- The Landmark Arrian
Literarily worried that Alexander had not yet found a singer such as Achilles had found in Homer, Arrian was eclipsed by his hero by means of contrappasso for that innocent lie. This phaenomenon occurs often and in different ways throughout the history of literature, and so it happens that, in a literary genre very different from historiography, nearly everyone knows who Sherlock Holmes is, yet if one approaches the subject starting from Sir Arthur Conan Doyle, the matter becomes more complicated. Actually, the Anabasis of Alexander received, on the whole, tepid approval, from the beginning to this very day, but it played a primary, even if undetected, role in modern historiography on the ancient world, since it truly is the source of a traditional chapter of Greek history, that on Alexander the Great.
These words are taken from Delfino Ambaglio’s introduction to an Italian translation of Arrian’s Anabasis of Alexander, edited in a very popular series of Italian publications (Arriano, Anabasi di Alessandro, Introduzione, traduzione e note di Delfino Ambaglio I–II, [Milan 1994] 8–9). [End Page 562]
A new translation of the main ancient source on Alexander the Great’s deeds, from the conquest of a vast empire until his death, can perform a very important cultural role in the diffusion and popularization, not only so the tale of that most famous of historical heroes, Alexander the Great, without the many fictional myths that were elaborated soon after his death and which continue to obscure him. This is the aim of the book under review, which is achieved in an exhaustive manner. The book is divided into two main sections, the translation of Arrian followed by a group of eighteen appendices on specific topics.
The translation has marginal annotations that summarize the content of the chapters, giving geographical and chronological data. Footnotes make the text even more comprehensible. There are illustrations of landscapes, reconstructions, archaeological finds, and works of art illustrating different passages of Arrian. The main aid accompanying this translation, and its principal value for the reader, is the large number of geographical maps and battle plans.
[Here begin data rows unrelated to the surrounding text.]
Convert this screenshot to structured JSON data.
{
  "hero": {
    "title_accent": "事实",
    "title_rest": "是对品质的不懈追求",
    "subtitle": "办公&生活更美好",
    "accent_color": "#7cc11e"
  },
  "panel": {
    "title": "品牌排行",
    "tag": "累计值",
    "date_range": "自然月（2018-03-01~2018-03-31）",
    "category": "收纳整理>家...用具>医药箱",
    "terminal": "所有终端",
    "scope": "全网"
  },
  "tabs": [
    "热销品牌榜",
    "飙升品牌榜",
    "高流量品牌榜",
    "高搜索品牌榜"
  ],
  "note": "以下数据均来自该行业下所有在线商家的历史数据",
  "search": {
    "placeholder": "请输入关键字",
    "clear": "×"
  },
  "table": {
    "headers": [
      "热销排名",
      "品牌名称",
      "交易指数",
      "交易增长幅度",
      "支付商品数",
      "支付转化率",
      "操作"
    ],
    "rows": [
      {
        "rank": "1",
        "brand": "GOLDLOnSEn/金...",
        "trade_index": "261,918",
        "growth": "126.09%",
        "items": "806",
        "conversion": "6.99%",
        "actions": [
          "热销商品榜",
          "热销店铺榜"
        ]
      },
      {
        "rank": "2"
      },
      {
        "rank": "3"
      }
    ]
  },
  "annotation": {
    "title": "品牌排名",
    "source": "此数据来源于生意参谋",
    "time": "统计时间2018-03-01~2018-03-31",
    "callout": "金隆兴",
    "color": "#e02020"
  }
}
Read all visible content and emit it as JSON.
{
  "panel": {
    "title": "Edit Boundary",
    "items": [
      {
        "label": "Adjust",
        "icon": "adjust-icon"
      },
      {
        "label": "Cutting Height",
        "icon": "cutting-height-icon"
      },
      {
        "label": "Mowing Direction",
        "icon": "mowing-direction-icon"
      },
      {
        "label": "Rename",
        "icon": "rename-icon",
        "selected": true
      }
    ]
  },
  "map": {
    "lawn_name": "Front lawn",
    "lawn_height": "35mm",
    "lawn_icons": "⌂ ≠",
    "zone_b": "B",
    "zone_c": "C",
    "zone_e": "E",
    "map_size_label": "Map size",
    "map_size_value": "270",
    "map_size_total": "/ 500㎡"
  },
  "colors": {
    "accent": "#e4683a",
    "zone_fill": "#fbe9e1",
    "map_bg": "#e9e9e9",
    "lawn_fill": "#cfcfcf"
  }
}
Such a well-structured translation makes this book very useful not only for novices but also for scholars who specialize in ancient history.
The introduction, the epilogue, and a hundred pages of appendices written by different scholars offer a simple yet comprehensive approach to a complete account of Arrian (sources and reliability, life and works); the subject of his work (Greek and Macedonian ethnicity, the Persian empire, central Asia, the Indian campaign); the figure of Alexander (the man and the god, his military leadership, his court, economical aspects of the campaign, the policy of fusion), the elements that made Alexander a romantic figure, his death, and the royal tombs. The number of different appendices balances the interests of the varied range of readers for whom this book is intended.
To return to Ambaglio’s words on Arrian’s destiny, this book leads to a comprehensive knowledge of the hero Alexander through the text of the ancient historian; to complete this knowledge many useful aids have been added, even if parts of Arrian still remain in the shadows.